Furthermore, their works created a timeless India, existing harmoniously over thousands of years in history whose inhabitants were slaves to custom. Muslim invasions punctured the continuity of India. In creating this difference, the colonial officials effectively created two separate political and historical identities based on linguistic and religious identities. Given that the British encountered Moghul emperors, who were Muslims, in an area also peopled with Hindus, the colonial administrator deduced that the Hindus were suffering at the hands of Islamic rulers. This was merely an extension of their deeply held belief in the intrinsic animosity between Islam and Christianity, dating back to the Crusades. As Dow maintained, “in the history of Hindustan…the people of Great Britain may see a striking contrast of their own condition; and whilst they feel for human nature suffering under despotism, exult at the same time, in that happy liberty, which they enjoy.” These colonial portrayals were strikingly opposite to how Firishta and other Hindustani historians described their communities.
The impact of colonial episteme was far-reaching and spread across the European continent through which it entered universal history. As Ahmed Asif shows, Dow’s works were used by Voltaire in his writings on universal history, Kant in his lectures on the philosophy of history, and others who portrayed this colonial imaginary as natural laws of the philosophy of history. Hindustan of Firishta was erased through this robust colonial infrastructure of knowledge that came to dominate and be used as a true representation of the political communities.

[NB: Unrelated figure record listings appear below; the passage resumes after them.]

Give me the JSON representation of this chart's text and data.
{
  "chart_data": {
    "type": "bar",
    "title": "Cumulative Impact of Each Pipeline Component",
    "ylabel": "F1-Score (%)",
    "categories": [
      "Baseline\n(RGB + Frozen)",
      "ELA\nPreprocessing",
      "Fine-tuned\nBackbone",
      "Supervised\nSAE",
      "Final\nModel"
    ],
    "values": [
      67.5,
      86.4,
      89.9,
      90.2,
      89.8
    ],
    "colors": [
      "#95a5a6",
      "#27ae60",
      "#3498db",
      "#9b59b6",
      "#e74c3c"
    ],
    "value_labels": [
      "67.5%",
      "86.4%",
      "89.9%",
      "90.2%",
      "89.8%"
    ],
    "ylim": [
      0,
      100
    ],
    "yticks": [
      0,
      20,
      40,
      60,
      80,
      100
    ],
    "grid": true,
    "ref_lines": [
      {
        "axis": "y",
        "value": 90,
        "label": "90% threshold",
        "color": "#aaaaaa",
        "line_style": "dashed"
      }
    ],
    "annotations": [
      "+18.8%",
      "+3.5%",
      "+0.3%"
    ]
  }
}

Colonial knowledge was accumulated, catalogued, systematized and stored in imperial capitals and was used to construct a colonial culture that spread colonial understandings of the colonized. Manan Ahmed Asif’s work is thus crucial in understanding the potential methodology that can be used to decolonize the philosophy of history and liberate the people who still remain held in colonial chains. Labour movements in both can use it to deconstruct colonial identities based on communalism and build new ones based on class solidarity.